One way Caio said the firm is improving its risk in this regard is by backing repeat founders: Sim Shagaya (of uLesson and Konga), Etop Ikpe (Autochek and Cars45), and Grant Brooke (Shara and Twiga) come to mind. Despite their past ventures not achieving desired outcomes, Caio says these founders gained insights that will help them avoid repeating past mistakes and make better decisions in their new ventures. “When things don’t go as planned, it’s important to act swiftly, pivot, and move on to the next venture, knowing that lessons learned will pave the way for future success,” he said.

Another is by investing earlier in deals. In 2020, TLcom invested in Autochek and Okra at the pre-seed stage and has since followed up in subsequent rounds. Two years later, the firm launched a pre-seed strategy in which it set aside $5 million to be disbursed in small check sizes with a low-touch approach, creating a pipeline to its primary strategy at seed and Series A (upskilling platform Talstack is its first recipient). A portion of this fund, $2 million, was also dedicated to co-investing in women-led startups through FirstCheck Africa, a women-focused pre-seed fund. The firm says its commitment to gender balance is evident in its majority-female partnership and investment committee, where three out of five partners are women.
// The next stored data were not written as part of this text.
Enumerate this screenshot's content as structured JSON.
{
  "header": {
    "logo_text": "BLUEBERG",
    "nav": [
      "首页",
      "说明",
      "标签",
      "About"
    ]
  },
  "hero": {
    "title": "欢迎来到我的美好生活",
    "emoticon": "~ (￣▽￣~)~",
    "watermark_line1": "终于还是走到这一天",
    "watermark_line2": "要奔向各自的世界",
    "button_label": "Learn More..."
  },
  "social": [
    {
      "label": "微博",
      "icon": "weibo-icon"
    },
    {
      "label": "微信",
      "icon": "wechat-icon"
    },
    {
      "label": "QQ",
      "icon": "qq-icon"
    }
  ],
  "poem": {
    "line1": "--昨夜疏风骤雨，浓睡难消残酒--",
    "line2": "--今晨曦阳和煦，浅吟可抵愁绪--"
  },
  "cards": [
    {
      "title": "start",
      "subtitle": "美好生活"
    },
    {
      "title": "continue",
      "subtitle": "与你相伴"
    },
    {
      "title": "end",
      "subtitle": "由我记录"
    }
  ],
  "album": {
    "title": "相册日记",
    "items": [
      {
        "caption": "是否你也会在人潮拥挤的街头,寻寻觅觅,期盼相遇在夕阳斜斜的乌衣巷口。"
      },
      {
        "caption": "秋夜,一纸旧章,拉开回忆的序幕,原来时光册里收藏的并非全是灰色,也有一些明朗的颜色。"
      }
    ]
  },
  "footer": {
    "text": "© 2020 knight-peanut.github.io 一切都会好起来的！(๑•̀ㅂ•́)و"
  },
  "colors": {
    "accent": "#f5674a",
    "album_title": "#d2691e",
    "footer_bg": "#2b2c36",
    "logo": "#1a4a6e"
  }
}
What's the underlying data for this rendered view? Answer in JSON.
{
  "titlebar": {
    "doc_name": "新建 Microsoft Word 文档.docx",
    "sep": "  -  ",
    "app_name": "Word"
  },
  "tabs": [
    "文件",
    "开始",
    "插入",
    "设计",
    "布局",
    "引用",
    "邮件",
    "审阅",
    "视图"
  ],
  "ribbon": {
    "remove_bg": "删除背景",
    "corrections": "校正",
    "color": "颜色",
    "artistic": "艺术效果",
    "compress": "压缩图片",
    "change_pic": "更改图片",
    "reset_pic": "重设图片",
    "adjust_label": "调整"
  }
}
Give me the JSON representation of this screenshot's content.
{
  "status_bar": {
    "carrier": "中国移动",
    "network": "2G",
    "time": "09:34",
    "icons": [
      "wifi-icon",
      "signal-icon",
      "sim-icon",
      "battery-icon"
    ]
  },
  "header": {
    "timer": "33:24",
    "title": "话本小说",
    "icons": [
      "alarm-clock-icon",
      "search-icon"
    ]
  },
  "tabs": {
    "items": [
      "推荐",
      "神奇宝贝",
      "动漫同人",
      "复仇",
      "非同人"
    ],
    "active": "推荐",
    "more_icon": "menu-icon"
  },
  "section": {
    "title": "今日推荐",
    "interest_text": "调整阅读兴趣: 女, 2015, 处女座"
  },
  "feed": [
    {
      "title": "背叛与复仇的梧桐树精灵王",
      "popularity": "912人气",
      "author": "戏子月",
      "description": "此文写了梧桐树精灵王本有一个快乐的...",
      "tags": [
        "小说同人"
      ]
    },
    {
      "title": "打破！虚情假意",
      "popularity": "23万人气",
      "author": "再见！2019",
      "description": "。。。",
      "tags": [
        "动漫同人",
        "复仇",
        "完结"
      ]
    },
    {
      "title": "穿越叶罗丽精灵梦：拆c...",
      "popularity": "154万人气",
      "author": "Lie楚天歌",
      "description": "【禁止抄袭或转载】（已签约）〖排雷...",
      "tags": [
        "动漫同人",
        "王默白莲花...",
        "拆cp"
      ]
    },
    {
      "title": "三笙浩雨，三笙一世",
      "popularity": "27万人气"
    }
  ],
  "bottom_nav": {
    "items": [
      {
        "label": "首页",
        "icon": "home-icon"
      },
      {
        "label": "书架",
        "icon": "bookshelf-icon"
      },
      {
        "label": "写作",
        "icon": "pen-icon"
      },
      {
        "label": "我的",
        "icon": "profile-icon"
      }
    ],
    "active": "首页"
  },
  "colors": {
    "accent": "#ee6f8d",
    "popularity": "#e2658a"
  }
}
TLcom Capital appoints Eloho Omame as partner to back more pre-seed and female-led startups

TLcom has already backed six companies from its new fund, with initial investments ranging from $1 million to $3 million. They include SeamlessHR, FairMoney, Zone, and Vendease. Additionally, the firm has invested in ILLA, a middle-mile logistics platform, and Littlefish, which enable payments and banking products for SMEs, marking its first investments in Egypt and South Africa, respectively.

“For us, the Big Four markets always continue to produce the most valuable companies, so it was important to add Egypt and South Africa as destinations of our capital,” said Caio, noting that TLcom’s portfolio before now has primarily had startups based out of Nigeria and Kenya, where the firm has since expanded its operational capacity and expertise.

Other notable venture capital firms like Norrsken22, Al Mada, Algebra Ventures and Partech Africa have also raised significant funds to back African startups from pre-seed to Series C. However, as these funds are deployed across various stages of startup growth, attention will turn to the exit opportunities they facilitate and the tangible returns they deliver to their LPs, as these outcomes play a crucial role in driving the overall growth of the African tech ecosystem.

“Africa shouldn’t just be about how much money is going in, but also about returns,” Caio said. “We need global capital to look at Africa and think of a place where good investments can be made and technology can generate much value. That’s still to be achieved at scale, so that’s our primary target.”